Many states resisted REAL ID on the basis of its cost, and the nature of the unfunded mandate that it presents. Like the ACA, REAL ID established federal expectations that ultimately must be paid for out of state coffers.

Even as some state DMVs have slowly implemented license alterations in line with REAL ID specifications, overall state compliance has been markedly soft. For instance, New Jersey dropped its REAL ID project entirely less than two months ago.

According to the Department of Homeland Security, January 2013 is now the “final” deadline for REAL ID implementation. The penalty for noncompliance, as DHS has long maintained, is that non-conforming state IDs will now longer be valid for the purpose of boarding airplanes. If actually enforced, this could potentially ground millions of Americans and throw the air travel system into chaos. With January 2013 a month away and many states still non-compliant, it is easy to see the functional impracticality of the DHS deadline, and the corollary emptiness of its threat.

Will health care exchanges meet a similar fate?

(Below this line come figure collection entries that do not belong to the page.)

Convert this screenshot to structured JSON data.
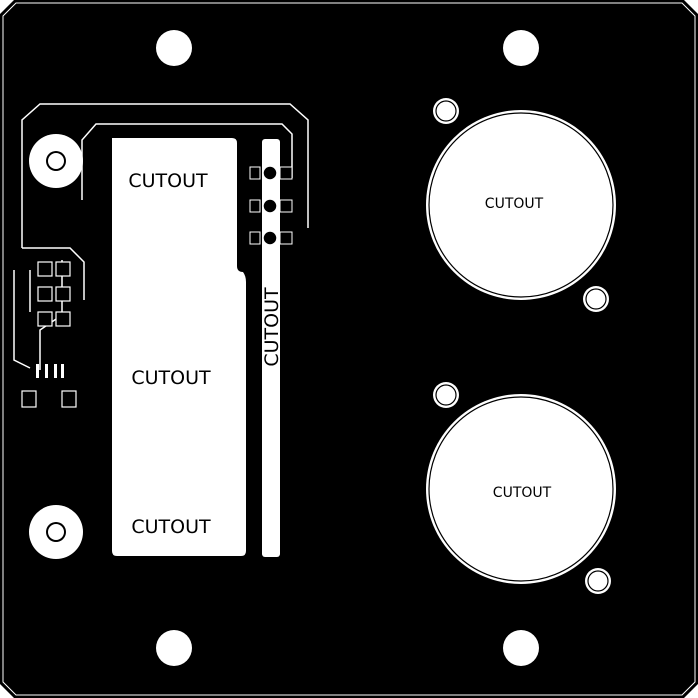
{
  "colors": {
    "board": "#000000",
    "cutout": "#ffffff",
    "text": "#000000",
    "trace": "#ffffff"
  },
  "labels": {
    "cutout_rect_top": "CUTOUT",
    "cutout_rect_middle": "CUTOUT",
    "cutout_rect_bottom": "CUTOUT",
    "cutout_slot": "CUTOUT",
    "cutout_circle_upper": "CUTOUT",
    "cutout_circle_lower": "CUTOUT"
  },
  "icons": {
    "board": "pcb-panel-icon",
    "mounting_hole": "mounting-hole-icon",
    "connector": "xlr-connector-icon",
    "pad": "solder-pad-icon"
  }
}
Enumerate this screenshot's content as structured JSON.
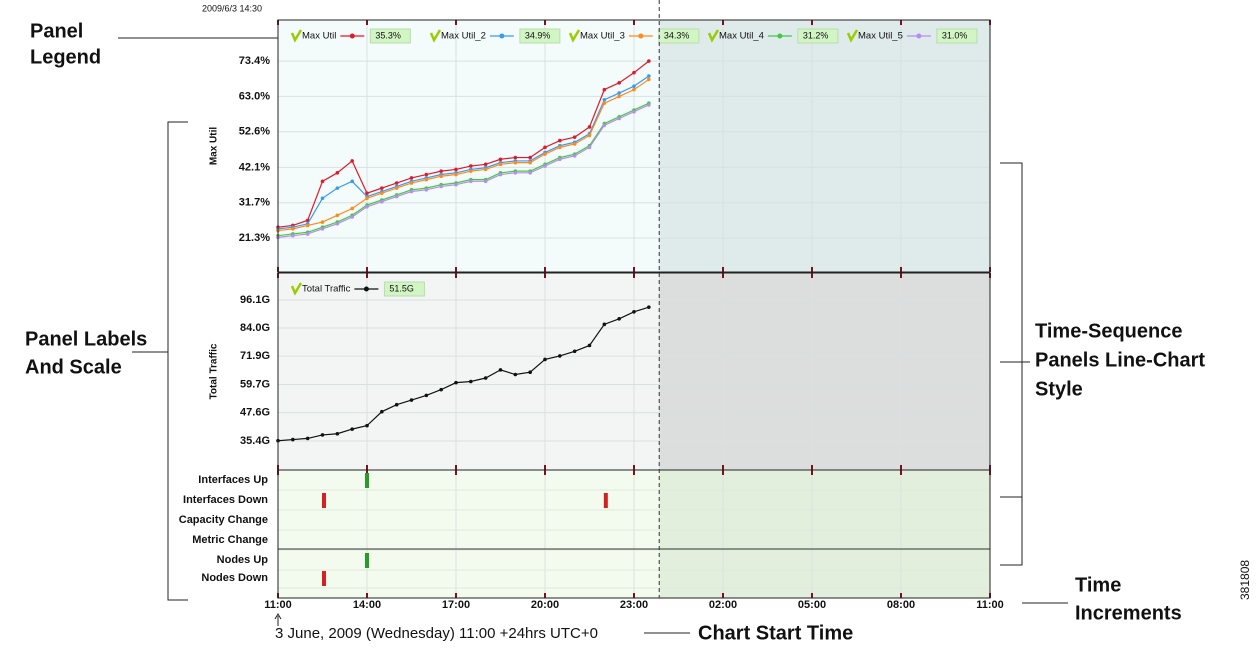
{
  "timestamp": "2009/6/3 14:30",
  "start_caption": "3 June, 2009 (Wednesday) 11:00 +24hrs UTC+0",
  "figure_id": "381808",
  "annotations": {
    "panel_legend": [
      "Panel",
      "Legend"
    ],
    "panel_labels": [
      "Panel Labels",
      "And Scale"
    ],
    "time_sequence": [
      "Time-Sequence",
      "Panels Line-Chart",
      "Style"
    ],
    "time_increments": [
      "Time",
      "Increments"
    ],
    "chart_start_time": "Chart Start Time"
  },
  "chart_data": [
    {
      "type": "line",
      "ylabel": "Max Util",
      "x": [
        0,
        0.5,
        1,
        1.5,
        2,
        2.5,
        3,
        3.5,
        4,
        4.5,
        5,
        5.5,
        6,
        6.5,
        7,
        7.5,
        8,
        8.5,
        9,
        9.5,
        10,
        10.5,
        11,
        11.5,
        12,
        12.5
      ],
      "xlim": [
        0,
        24
      ],
      "ylim": [
        11.3,
        85.5
      ],
      "grid": true,
      "yticks": [
        {
          "value": 21.3,
          "label": "21.3%"
        },
        {
          "value": 31.7,
          "label": "31.7%"
        },
        {
          "value": 42.1,
          "label": "42.1%"
        },
        {
          "value": 52.6,
          "label": "52.6%"
        },
        {
          "value": 63.0,
          "label": "63.0%"
        },
        {
          "value": 73.4,
          "label": "73.4%"
        }
      ],
      "series": [
        {
          "name": "Max Util",
          "color": "#e01a2a",
          "legend_value": "35.3%",
          "values": [
            24.5,
            25,
            26.5,
            38,
            40.5,
            44,
            34.5,
            36,
            37.5,
            39,
            40,
            41,
            41.5,
            42.5,
            43,
            44.5,
            45,
            45,
            48,
            50,
            51,
            54,
            65,
            67,
            70,
            73.4
          ]
        },
        {
          "name": "Max Util_2",
          "color": "#3a9af0",
          "legend_value": "34.9%",
          "values": [
            24,
            24.5,
            25.5,
            33,
            36,
            38,
            33.5,
            35,
            36.5,
            38,
            39,
            40,
            40.5,
            41.5,
            42,
            43.5,
            44,
            44,
            46.5,
            48.5,
            49.5,
            52,
            62,
            64,
            66,
            69
          ]
        },
        {
          "name": "Max Util_3",
          "color": "#ff8a1a",
          "legend_value": "34.3%",
          "values": [
            23.5,
            24,
            25,
            26,
            28,
            30,
            33,
            34.5,
            36,
            37.5,
            38.5,
            39.5,
            40,
            41,
            41.5,
            43,
            43.5,
            43.5,
            46,
            48,
            49,
            51.5,
            61,
            63,
            65,
            68
          ]
        },
        {
          "name": "Max Util_4",
          "color": "#44c844",
          "legend_value": "31.2%",
          "values": [
            22,
            22.5,
            23,
            24.5,
            26,
            28,
            31,
            32.5,
            34,
            35.5,
            36,
            37,
            37.5,
            38.5,
            38.5,
            40.5,
            41,
            41,
            43,
            45,
            46,
            48.5,
            55,
            57,
            59,
            61
          ]
        },
        {
          "name": "Max Util_5",
          "color": "#b68cee",
          "legend_value": "31.0%",
          "values": [
            21.5,
            22,
            22.5,
            24,
            25.5,
            27.5,
            30.5,
            32,
            33.5,
            35,
            35.5,
            36.5,
            37,
            38,
            38,
            40,
            40.5,
            40.5,
            42.5,
            44.5,
            45.5,
            48,
            54.5,
            56.5,
            58.5,
            60.5
          ]
        }
      ]
    },
    {
      "type": "line",
      "ylabel": "Total Traffic",
      "x": [
        0,
        0.5,
        1,
        1.5,
        2,
        2.5,
        3,
        3.5,
        4,
        4.5,
        5,
        5.5,
        6,
        6.5,
        7,
        7.5,
        8,
        8.5,
        9,
        9.5,
        10,
        10.5,
        11,
        11.5,
        12,
        12.5
      ],
      "xlim": [
        0,
        24
      ],
      "ylim": [
        22.9,
        107.7
      ],
      "grid": true,
      "yticks": [
        {
          "value": 35.4,
          "label": "35.4G"
        },
        {
          "value": 47.6,
          "label": "47.6G"
        },
        {
          "value": 59.7,
          "label": "59.7G"
        },
        {
          "value": 71.9,
          "label": "71.9G"
        },
        {
          "value": 84.0,
          "label": "84.0G"
        },
        {
          "value": 96.1,
          "label": "96.1G"
        }
      ],
      "series": [
        {
          "name": "Total Traffic",
          "color": "#111111",
          "legend_value": "51.5G",
          "values": [
            35.5,
            36,
            36.5,
            38,
            38.5,
            40.5,
            42,
            48,
            51,
            53,
            55,
            57.5,
            60.5,
            61,
            62.5,
            66,
            64,
            65,
            70.5,
            72,
            74,
            76.5,
            85.6,
            88,
            91,
            93
          ]
        }
      ]
    },
    {
      "type": "events",
      "xlim": [
        0,
        24
      ],
      "current_time": 12.85,
      "xticks": [
        {
          "value": 0,
          "label": "11:00"
        },
        {
          "value": 3,
          "label": "14:00"
        },
        {
          "value": 6,
          "label": "17:00"
        },
        {
          "value": 9,
          "label": "20:00"
        },
        {
          "value": 12,
          "label": "23:00"
        },
        {
          "value": 15,
          "label": "02:00"
        },
        {
          "value": 18,
          "label": "05:00"
        },
        {
          "value": 21,
          "label": "08:00"
        },
        {
          "value": 24,
          "label": "11:00"
        }
      ],
      "rows": [
        {
          "name": "Interfaces Up",
          "color": "#2a9a2a",
          "events": [
            3
          ]
        },
        {
          "name": "Interfaces Down",
          "color": "#d42020",
          "events": [
            1.55,
            11.05
          ]
        },
        {
          "name": "Capacity Change",
          "color": "#d42020",
          "events": []
        },
        {
          "name": "Metric Change",
          "color": "#d42020",
          "events": []
        },
        {
          "name": "Nodes Up",
          "color": "#2a9a2a",
          "events": [
            3
          ]
        },
        {
          "name": "Nodes Down",
          "color": "#d42020",
          "events": [
            1.55
          ]
        }
      ]
    }
  ]
}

The foregoing history produces many questions about the practicalities of launching the ACA’s centerpiece health care exchanges.

As with the federal programs described above, ACA compliance deadlines have already become softer and more flexible. The original deadline for states to submit exchange “blueprints” was Nov. 16, 2012. The Department of Health and Human Services has now pushed that deadline back to Dec. 14.  If history provides any guidance, that deadline will likely move again.

One measure of how long implementation may actually take can be found by looking at the experience of the few states that had set up health care exchanges prior to the passage of the ACA. Former Utah state Rep. David Clark has noted that Utah’s experience with its own, much more limited exchange demonstrated that three years were required to create a plan of action, and that up to 10 years might pass before its goals would be fully realized.

Under the ACA, those states that are unwilling to set up their own exchanges will be provided access to a federally run exchange instead. While “opt-in” states are currently grappling with how to pay for the exchanges they are constructing, it is equally uncertain how the federal government will cover the cost of providing its alternative system.

Earlier this year, the Congressional Research Service asked that very question in its July report on ACA implementation. According to CRS, “The President's FY2013 budget requested more than $1 billion in new discretionary funding for HHS and IRS to pay ACA-related administrative costs. It remains unclear, however, whether congressional appropriators will provide some or all of those funds."

A recipe for non-compliance?

The ACA’s health care exchanges appear to be the next in a series of ambitious federal programs that share the following lineage:  The establishment of sweeping goals without clear funding mechanisms, followed by implementation during a period of economic crisis. While Congress may be able to muster the political will to enact such programs, the federal government increasingly seems to be unable to whipsaw states into complying with the vast complexities and costs of their mandates. 

The object lesson here is one of dissonance between the political system and reality on the ground.  It is one thing to get a congressional majority to pass a sweeping legislative package.  It is a very different thing to shoehorn thousands of school districts into compliance with a statutory scheme such as No Child Left Behind, for example.  It is almost certain that the ACA’s directive to run millions of uninsured Americans through (largely) non-existent state exchanges will face similar hurdles.

This year’s Supreme Court battle over the Affordable Care Act focused on whether Congress had exceeded its enumerated constitutional powers in creating the law. Regardless of the court’s findings on that question, Congress increasingly seems to be exceeding the bounds of the possible, and the strains on the system are beginning to show.

Matt Ehling is a writer and television producer based in St. Paul.